Он включил автопилот, и машина опять стала набирать скорость; выискав лазейку, перестроилась в плотно забитый третий ряд.

— Нет, перебои — это просто неизбежный результат демографического взрыва.

— Джимми, нельзя чего-нибудь повеселее…

— А еще думали, мол, график выйдет на насыщение, петля гистерезиса, туда-сюда.

— Думали, — несчастным голосом повторила Мина. — Кто думал?

— Например, Рисман, — ответил он. — Только они ошибались.

Кривая лезет и лезет вверх. Экспоненциально.

— А, — успокоилась она. Ей было почудилось, что он ее критикует.

— Четыреста двадцать миллионов, — произнес он. — Четыреста семьдесят миллионов.
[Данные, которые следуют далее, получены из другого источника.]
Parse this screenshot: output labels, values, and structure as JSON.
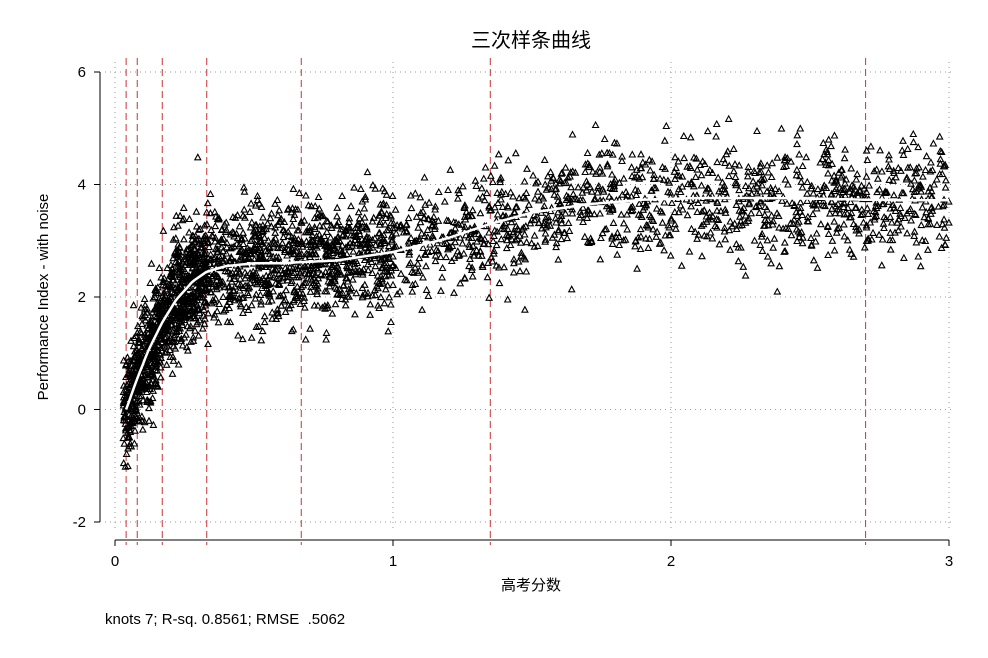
{
  "chart_data": {
    "type": "scatter",
    "title": "三次样条曲线",
    "xlabel": "高考分数",
    "ylabel": "Performance Index - with noise",
    "xlim": [
      0,
      3
    ],
    "ylim": [
      -2,
      6
    ],
    "x_ticks": [
      0,
      1,
      2,
      3
    ],
    "x_tick_labels": [
      "0",
      "1",
      "2",
      "3"
    ],
    "y_ticks": [
      -2,
      0,
      2,
      4,
      6
    ],
    "y_tick_labels": [
      "-2",
      "0",
      "2",
      "4",
      "6"
    ],
    "grid": true,
    "knots": [
      0.04,
      0.08,
      0.17,
      0.33,
      0.67,
      1.35,
      2.7
    ],
    "spline_fit": {
      "x": [
        0.04,
        0.08,
        0.12,
        0.17,
        0.22,
        0.28,
        0.33,
        0.4,
        0.5,
        0.6,
        0.67,
        0.8,
        1.0,
        1.2,
        1.35,
        1.5,
        1.7,
        1.9,
        2.1,
        2.3,
        2.5,
        2.7,
        2.85,
        3.0
      ],
      "y": [
        0.0,
        0.55,
        1.05,
        1.55,
        1.95,
        2.28,
        2.45,
        2.55,
        2.6,
        2.6,
        2.62,
        2.65,
        2.8,
        3.05,
        3.3,
        3.5,
        3.65,
        3.73,
        3.76,
        3.76,
        3.75,
        3.73,
        3.72,
        3.72
      ]
    },
    "scatter_noise_sd": 0.5,
    "n_points": 3200,
    "marker": "triangle",
    "series": [
      {
        "name": "",
        "color": "#000000"
      }
    ],
    "fit_color": "#ffffff",
    "knot_line_color": "#cc3333",
    "note": "knots 7; R-sq. 0.8561; RMSE  .5062"
  }
}
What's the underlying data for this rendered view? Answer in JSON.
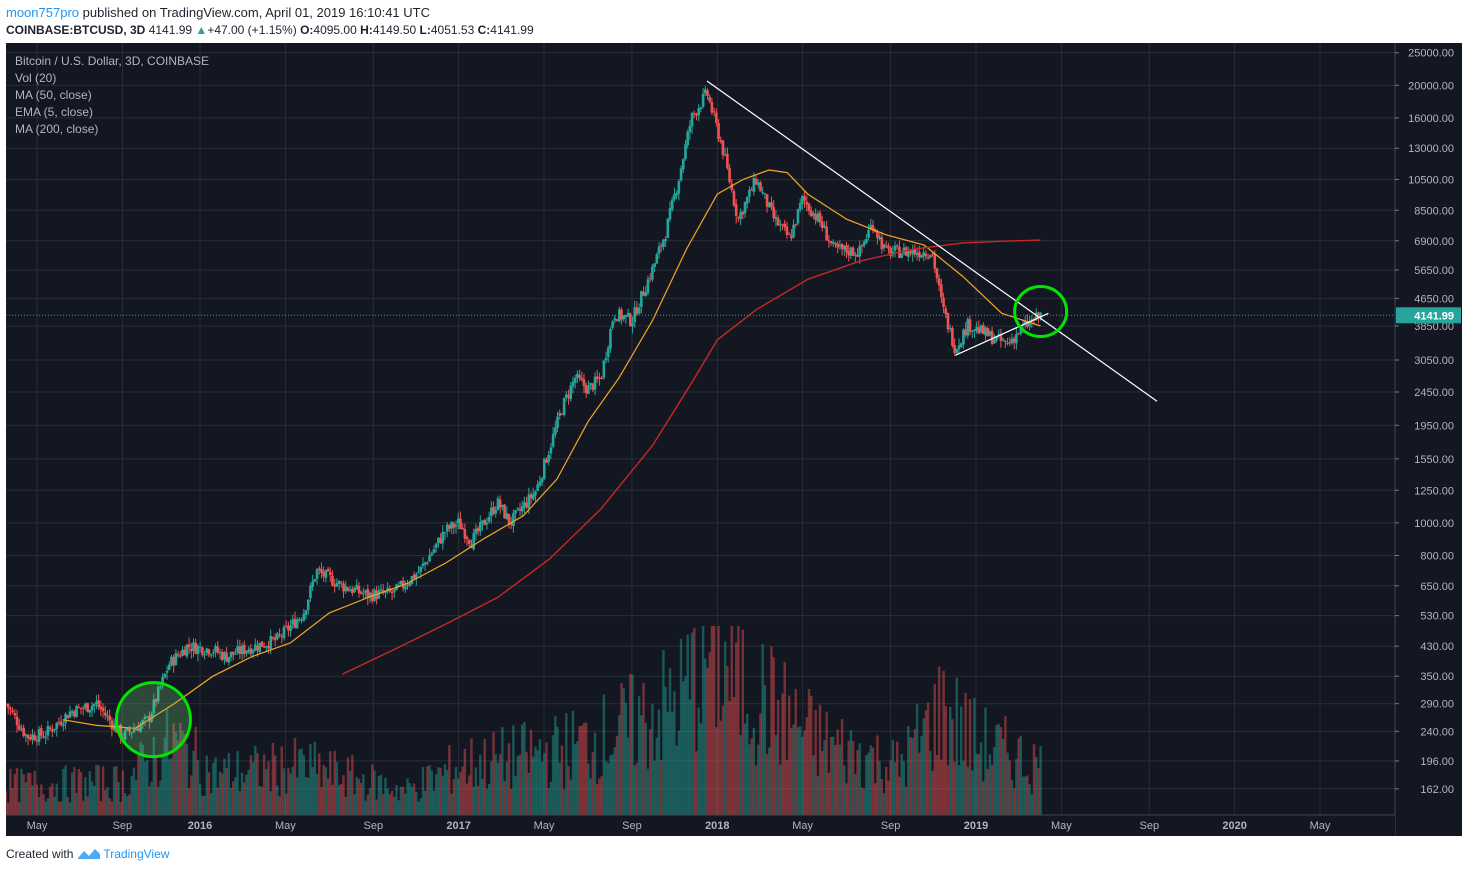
{
  "header": {
    "user": "moon757pro",
    "published": "published on TradingView.com, April 01, 2019 16:10:41 UTC",
    "symbol": "COINBASE:BTCUSD, 3D",
    "last": "4141.99",
    "change_icon": "up-triangle-icon",
    "change": "+47.00 (+1.15%)",
    "o_label": "O:",
    "o": "4095.00",
    "h_label": "H:",
    "h": "4149.50",
    "l_label": "L:",
    "l": "4051.53",
    "c_label": "C:",
    "c": "4141.99"
  },
  "legend": {
    "title": "Bitcoin / U.S. Dollar, 3D, COINBASE",
    "vol": "Vol (20)",
    "ma50": "MA (50, close)",
    "ema5": "EMA (5, close)",
    "ma200": "MA (200, close)"
  },
  "footer": {
    "created": "Created with",
    "brand": "TradingView",
    "logo_icon": "tradingview-logo-icon"
  },
  "colors": {
    "bg": "#131722",
    "grid": "#2a2e39",
    "up": "#26a69a",
    "down": "#ef5350",
    "ma50": "#f5a623",
    "ma200": "#c62828",
    "trend": "#ffffff",
    "circle": "#00e600",
    "price_line": "#26a69a"
  },
  "chart_data": {
    "type": "candlestick",
    "title": "Bitcoin / U.S. Dollar, 3D, COINBASE",
    "y_scale": "log",
    "ylim": [
      150,
      26000
    ],
    "y_ticks": [
      162,
      196,
      240,
      290,
      350,
      430,
      530,
      650,
      800,
      1000,
      1250,
      1550,
      1950,
      2450,
      3050,
      3850,
      4650,
      5650,
      6900,
      8500,
      10500,
      13000,
      16000,
      20000,
      25000
    ],
    "y_tick_labels": [
      "162.00",
      "196.00",
      "240.00",
      "290.00",
      "350.00",
      "430.00",
      "530.00",
      "650.00",
      "800.00",
      "1000.00",
      "1250.00",
      "1550.00",
      "1950.00",
      "2450.00",
      "3050.00",
      "3850.00",
      "4650.00",
      "5650.00",
      "6900.00",
      "8500.00",
      "10500.00",
      "13000.00",
      "16000.00",
      "20000.00",
      "25000.00"
    ],
    "x_range": [
      2015.25,
      2020.62
    ],
    "x_ticks": [
      2015.37,
      2015.7,
      2016.0,
      2016.33,
      2016.67,
      2017.0,
      2017.33,
      2017.67,
      2018.0,
      2018.33,
      2018.67,
      2019.0,
      2019.33,
      2019.67,
      2020.0,
      2020.33
    ],
    "x_tick_labels": [
      "May",
      "Sep",
      "2016",
      "May",
      "Sep",
      "2017",
      "May",
      "Sep",
      "2018",
      "May",
      "Sep",
      "2019",
      "May",
      "Sep",
      "2020",
      "May"
    ],
    "price_path": [
      {
        "t": 2015.25,
        "p": 290
      },
      {
        "t": 2015.33,
        "p": 232
      },
      {
        "t": 2015.4,
        "p": 235
      },
      {
        "t": 2015.5,
        "p": 275
      },
      {
        "t": 2015.6,
        "p": 290
      },
      {
        "t": 2015.7,
        "p": 232
      },
      {
        "t": 2015.8,
        "p": 260
      },
      {
        "t": 2015.88,
        "p": 380
      },
      {
        "t": 2015.95,
        "p": 430
      },
      {
        "t": 2016.05,
        "p": 420
      },
      {
        "t": 2016.1,
        "p": 400
      },
      {
        "t": 2016.17,
        "p": 420
      },
      {
        "t": 2016.3,
        "p": 450
      },
      {
        "t": 2016.4,
        "p": 540
      },
      {
        "t": 2016.45,
        "p": 720
      },
      {
        "t": 2016.55,
        "p": 650
      },
      {
        "t": 2016.65,
        "p": 610
      },
      {
        "t": 2016.75,
        "p": 620
      },
      {
        "t": 2016.85,
        "p": 720
      },
      {
        "t": 2016.95,
        "p": 950
      },
      {
        "t": 2017.0,
        "p": 1000
      },
      {
        "t": 2017.05,
        "p": 880
      },
      {
        "t": 2017.15,
        "p": 1150
      },
      {
        "t": 2017.2,
        "p": 1000
      },
      {
        "t": 2017.3,
        "p": 1250
      },
      {
        "t": 2017.4,
        "p": 2200
      },
      {
        "t": 2017.45,
        "p": 2700
      },
      {
        "t": 2017.5,
        "p": 2500
      },
      {
        "t": 2017.55,
        "p": 2700
      },
      {
        "t": 2017.6,
        "p": 4200
      },
      {
        "t": 2017.67,
        "p": 4000
      },
      {
        "t": 2017.75,
        "p": 5700
      },
      {
        "t": 2017.8,
        "p": 7300
      },
      {
        "t": 2017.85,
        "p": 10500
      },
      {
        "t": 2017.9,
        "p": 16000
      },
      {
        "t": 2017.96,
        "p": 19000
      },
      {
        "t": 2018.02,
        "p": 13000
      },
      {
        "t": 2018.08,
        "p": 8000
      },
      {
        "t": 2018.15,
        "p": 10500
      },
      {
        "t": 2018.22,
        "p": 8000
      },
      {
        "t": 2018.28,
        "p": 7000
      },
      {
        "t": 2018.33,
        "p": 9200
      },
      {
        "t": 2018.4,
        "p": 7800
      },
      {
        "t": 2018.45,
        "p": 6500
      },
      {
        "t": 2018.55,
        "p": 6400
      },
      {
        "t": 2018.6,
        "p": 7800
      },
      {
        "t": 2018.65,
        "p": 6400
      },
      {
        "t": 2018.75,
        "p": 6400
      },
      {
        "t": 2018.83,
        "p": 6400
      },
      {
        "t": 2018.87,
        "p": 4400
      },
      {
        "t": 2018.92,
        "p": 3300
      },
      {
        "t": 2018.97,
        "p": 3900
      },
      {
        "t": 2019.05,
        "p": 3600
      },
      {
        "t": 2019.12,
        "p": 3400
      },
      {
        "t": 2019.18,
        "p": 3800
      },
      {
        "t": 2019.25,
        "p": 4142
      }
    ],
    "ma50_path": [
      {
        "t": 2015.47,
        "p": 260
      },
      {
        "t": 2015.6,
        "p": 250
      },
      {
        "t": 2015.75,
        "p": 245
      },
      {
        "t": 2015.9,
        "p": 290
      },
      {
        "t": 2016.05,
        "p": 350
      },
      {
        "t": 2016.2,
        "p": 400
      },
      {
        "t": 2016.35,
        "p": 440
      },
      {
        "t": 2016.5,
        "p": 540
      },
      {
        "t": 2016.65,
        "p": 600
      },
      {
        "t": 2016.8,
        "p": 660
      },
      {
        "t": 2016.95,
        "p": 760
      },
      {
        "t": 2017.1,
        "p": 900
      },
      {
        "t": 2017.25,
        "p": 1050
      },
      {
        "t": 2017.38,
        "p": 1350
      },
      {
        "t": 2017.5,
        "p": 2000
      },
      {
        "t": 2017.62,
        "p": 2700
      },
      {
        "t": 2017.75,
        "p": 4000
      },
      {
        "t": 2017.88,
        "p": 6500
      },
      {
        "t": 2018.0,
        "p": 9500
      },
      {
        "t": 2018.1,
        "p": 10500
      },
      {
        "t": 2018.2,
        "p": 11200
      },
      {
        "t": 2018.27,
        "p": 11000
      },
      {
        "t": 2018.35,
        "p": 9500
      },
      {
        "t": 2018.5,
        "p": 8000
      },
      {
        "t": 2018.65,
        "p": 7200
      },
      {
        "t": 2018.8,
        "p": 6700
      },
      {
        "t": 2018.95,
        "p": 5400
      },
      {
        "t": 2019.1,
        "p": 4200
      },
      {
        "t": 2019.25,
        "p": 3850
      }
    ],
    "ma200_path": [
      {
        "t": 2016.55,
        "p": 355
      },
      {
        "t": 2016.75,
        "p": 420
      },
      {
        "t": 2016.95,
        "p": 500
      },
      {
        "t": 2017.15,
        "p": 600
      },
      {
        "t": 2017.35,
        "p": 780
      },
      {
        "t": 2017.55,
        "p": 1100
      },
      {
        "t": 2017.75,
        "p": 1700
      },
      {
        "t": 2017.9,
        "p": 2600
      },
      {
        "t": 2018.0,
        "p": 3500
      },
      {
        "t": 2018.15,
        "p": 4300
      },
      {
        "t": 2018.35,
        "p": 5300
      },
      {
        "t": 2018.55,
        "p": 6000
      },
      {
        "t": 2018.75,
        "p": 6500
      },
      {
        "t": 2018.95,
        "p": 6800
      },
      {
        "t": 2019.1,
        "p": 6880
      },
      {
        "t": 2019.25,
        "p": 6930
      }
    ],
    "volume_path": [
      {
        "t": 2015.25,
        "v": 0.18
      },
      {
        "t": 2015.7,
        "v": 0.2
      },
      {
        "t": 2015.9,
        "v": 0.45
      },
      {
        "t": 2016.05,
        "v": 0.25
      },
      {
        "t": 2016.4,
        "v": 0.3
      },
      {
        "t": 2016.8,
        "v": 0.15
      },
      {
        "t": 2017.0,
        "v": 0.3
      },
      {
        "t": 2017.4,
        "v": 0.4
      },
      {
        "t": 2017.6,
        "v": 0.5
      },
      {
        "t": 2017.85,
        "v": 0.7
      },
      {
        "t": 2017.97,
        "v": 1.0
      },
      {
        "t": 2018.1,
        "v": 0.8
      },
      {
        "t": 2018.4,
        "v": 0.45
      },
      {
        "t": 2018.7,
        "v": 0.3
      },
      {
        "t": 2018.87,
        "v": 0.65
      },
      {
        "t": 2019.0,
        "v": 0.45
      },
      {
        "t": 2019.25,
        "v": 0.3
      }
    ],
    "current_price": 4141.99,
    "current_price_label": "4141.99",
    "trendlines": [
      {
        "from": {
          "t": 2017.96,
          "p": 20600
        },
        "to": {
          "t": 2019.7,
          "p": 2300
        }
      },
      {
        "from": {
          "t": 2018.92,
          "p": 3150
        },
        "to": {
          "t": 2019.28,
          "p": 4200
        }
      }
    ],
    "highlight_circles": [
      {
        "t": 2015.82,
        "p": 260,
        "color": "#00e600",
        "fill": "semi"
      },
      {
        "t": 2019.25,
        "p": 4250,
        "color": "#00e600",
        "fill": "none"
      }
    ]
  }
}
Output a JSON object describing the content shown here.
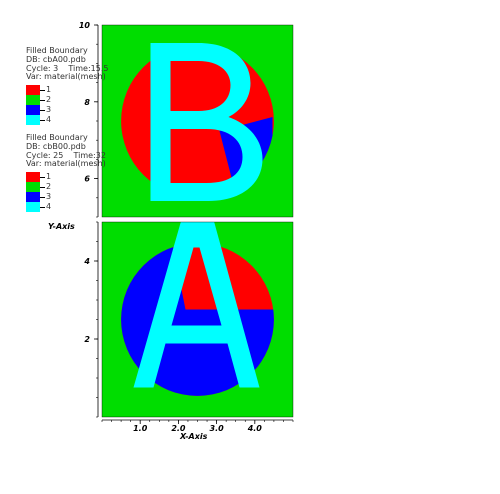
{
  "chart_data": {
    "type": "heatmap",
    "xlabel": "X-Axis",
    "ylabel": "Y-Axis",
    "x_ticks": [
      "1.0",
      "2.0",
      "3.0",
      "4.0"
    ],
    "x_tick_values": [
      1,
      2,
      3,
      4
    ],
    "xlim": [
      0,
      5
    ],
    "colors": {
      "1": "#ff0000",
      "2": "#00dd00",
      "3": "#0000ff",
      "4": "#00ffff"
    },
    "panels": [
      {
        "id": "top",
        "letter": "B",
        "ylim": [
          5,
          10
        ],
        "y_ticks": [
          "6",
          "8",
          "10"
        ],
        "y_tick_values": [
          6,
          8,
          10
        ],
        "circle": {
          "cx": 2.5,
          "cy": 7.5,
          "r": 2.0
        },
        "legend": {
          "title": "Filled Boundary",
          "db": "DB: cbA00.pdb",
          "cycle_label": "Cycle: 3",
          "time_label": "Time:15.5",
          "var": "Var: material(mesh)",
          "items": [
            "1",
            "2",
            "3",
            "4"
          ]
        }
      },
      {
        "id": "bottom",
        "letter": "A",
        "ylim": [
          0,
          5
        ],
        "y_ticks": [
          "2",
          "4"
        ],
        "y_tick_values": [
          2,
          4
        ],
        "circle": {
          "cx": 2.5,
          "cy": 2.5,
          "r": 2.0
        },
        "legend": {
          "title": "Filled Boundary",
          "db": "DB: cbB00.pdb",
          "cycle_label": "Cycle: 25",
          "time_label": "Time:32",
          "var": "Var: material(mesh)",
          "items": [
            "1",
            "2",
            "3",
            "4"
          ]
        }
      }
    ]
  }
}
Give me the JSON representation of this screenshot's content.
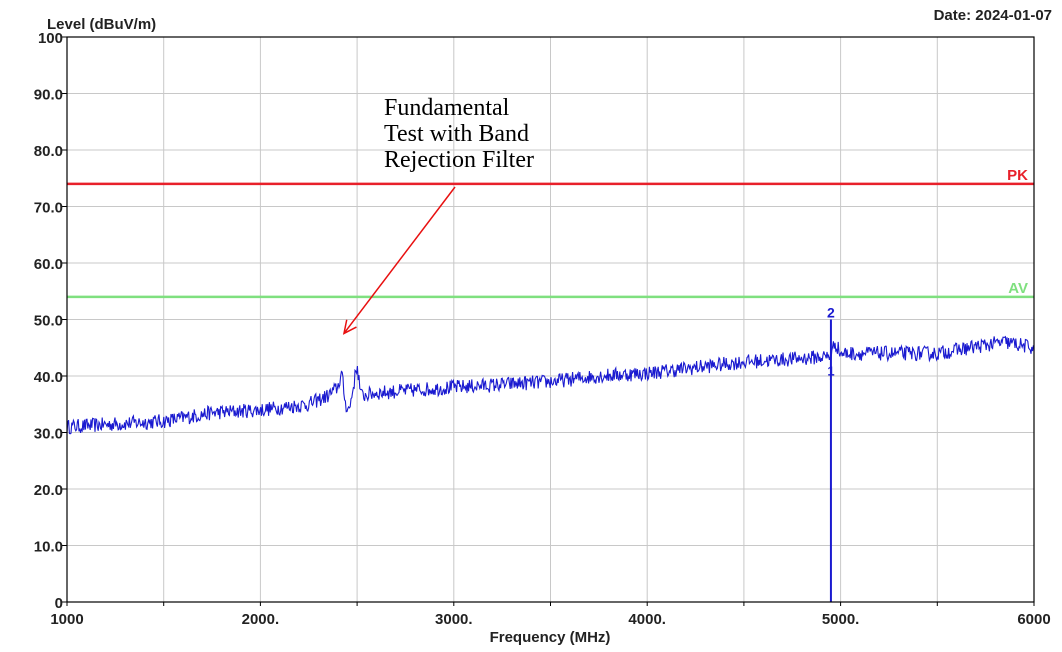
{
  "chart_data": {
    "type": "line",
    "title": "",
    "ylabel": "Level (dBuV/m)",
    "xlabel": "Frequency (MHz)",
    "date_label": "Date: 2024-01-07",
    "xlim": [
      1000,
      6000
    ],
    "ylim": [
      0,
      100
    ],
    "x_ticks": [
      1000,
      1500,
      2000,
      2500,
      3000,
      3500,
      4000,
      4500,
      5000,
      5500,
      6000
    ],
    "x_tick_labels": [
      {
        "value": 1000,
        "text": "1000"
      },
      {
        "value": 2000,
        "text": "2000."
      },
      {
        "value": 3000,
        "text": "3000."
      },
      {
        "value": 4000,
        "text": "4000."
      },
      {
        "value": 5000,
        "text": "5000."
      },
      {
        "value": 6000,
        "text": "6000"
      }
    ],
    "y_tick_labels": [
      {
        "value": 0,
        "text": "0"
      },
      {
        "value": 10,
        "text": "10.0"
      },
      {
        "value": 20,
        "text": "20.0"
      },
      {
        "value": 30,
        "text": "30.0"
      },
      {
        "value": 40,
        "text": "40.0"
      },
      {
        "value": 50,
        "text": "50.0"
      },
      {
        "value": 60,
        "text": "60.0"
      },
      {
        "value": 70,
        "text": "70.0"
      },
      {
        "value": 80,
        "text": "80.0"
      },
      {
        "value": 90,
        "text": "90.0"
      },
      {
        "value": 100,
        "text": "100"
      }
    ],
    "grid": true,
    "limit_lines": [
      {
        "name": "PK",
        "value": 74,
        "color": "#e8202a"
      },
      {
        "name": "AV",
        "value": 54,
        "color": "#7fe07f"
      }
    ],
    "series": [
      {
        "color": "#1a1ad0",
        "points": [
          [
            1000,
            31
          ],
          [
            1250,
            31.5
          ],
          [
            1500,
            32
          ],
          [
            1750,
            33.5
          ],
          [
            2000,
            34
          ],
          [
            2250,
            35
          ],
          [
            2350,
            36.5
          ],
          [
            2400,
            38
          ],
          [
            2420,
            40.5
          ],
          [
            2440,
            35
          ],
          [
            2460,
            34
          ],
          [
            2480,
            38
          ],
          [
            2500,
            42
          ],
          [
            2520,
            36.5
          ],
          [
            2600,
            37
          ],
          [
            2800,
            37.5
          ],
          [
            3000,
            38
          ],
          [
            3250,
            38.5
          ],
          [
            3500,
            39
          ],
          [
            3750,
            40
          ],
          [
            4000,
            40.5
          ],
          [
            4250,
            41.5
          ],
          [
            4500,
            42.5
          ],
          [
            4750,
            43
          ],
          [
            4950,
            43.5
          ],
          [
            4970,
            46
          ],
          [
            5000,
            44
          ],
          [
            5250,
            44
          ],
          [
            5500,
            44
          ],
          [
            5750,
            45.5
          ],
          [
            5850,
            46
          ],
          [
            6000,
            45
          ]
        ]
      }
    ],
    "markers": [
      {
        "label": "1",
        "x": 4950,
        "y": 41
      },
      {
        "label": "2",
        "x": 4950,
        "y": 50
      }
    ],
    "annotation": {
      "lines": [
        "Fundamental",
        "Test with Band",
        "Rejection Filter"
      ],
      "arrow_to": {
        "x": 2520,
        "y": 47
      }
    }
  }
}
Шестьсот девяносто миллионов. Одна целая девять сотых миллиарда. Два с половиной миллиарда. Пять миллиардов. И вот-вот будет десять миллиардов. График летит вверх, как ракета.

«Работа, — подумала она. — Не приносил бы лучше он домой работы».

— Гипербола, не хрен собачий!

— Джимми, ну пожалуйста.

— Прости.

— Ради Крошки Билла. Не надо ему слышать, что папа так выражается. И вообще, дорогой, незачем так нервничать. Я слышала по телевизору, что к следующей весне перебои с водой прекратятся.

— Ас рыбой? А со сталью?

— Нас с тобой это не касается, правда?

— Ты всегда знаешь, как меня утешить, — сказал он, перегнулся через Крошку Билла и снова поцеловал ее. Крошка Билл развопился.

— Не можешь как-нибудь заткнуть его? — через некоторое время поинтересовался он.

Мина принялась ворковать над их единственным сыном (трое предыдущих детей были девочки: Мина, Тина и Деспина), пытаясь приласкать его молотящие воздух, затянутые во фланель ручки. В конце концов, отчаявшись, она заставила его проглотить желтый (для детей до двух лет) транквилизатор.

— Мальтус в чистом виде, — продолжил Скиллимэн. — Мы с тобой возрастаем в геометрической прогрессии, а наши ресурсы — только в арифметической. Техника старается как может, но куда ей до зверя по имени человек.

— Ты все про этих китайских детей? — спросила она.

— Значит, ты слушала, — удивленно произнес он.

— Знаешь, что им нужно? Просто контроль за рождаемостью, как у нас. Научиться пользоваться таблетками. И голубые — голубым собираются разрешить жениться. Я слышала в новостях. Можешь себе представить?

— Лет двадцать назад это была бы неплохая мысль, — отозвался он. — Но сейчас, согласно большому эм-ай-тишному компьютеру, кривую никак уже не сгладить. Что бы там ни было, но к две тысячи третьему году перевалит за двадцать миллиардов. Тут-то моя теория и пригодится.

— Расскажи, что за теория, — со вздохом попросила Мина.

— Ну, любое решение должно удовлетворять двум условиям.

Масштаб решения должен быть пропорционален проблеме — десяти миллиардам ныне живущих. И оно должно возыметь эффект всюду одновременно. Ни на какие экспериментальные программы — вроде того, как в Австрии стерилизовали десять тысяч женщин, — времени нет. Так ничего не добьешься.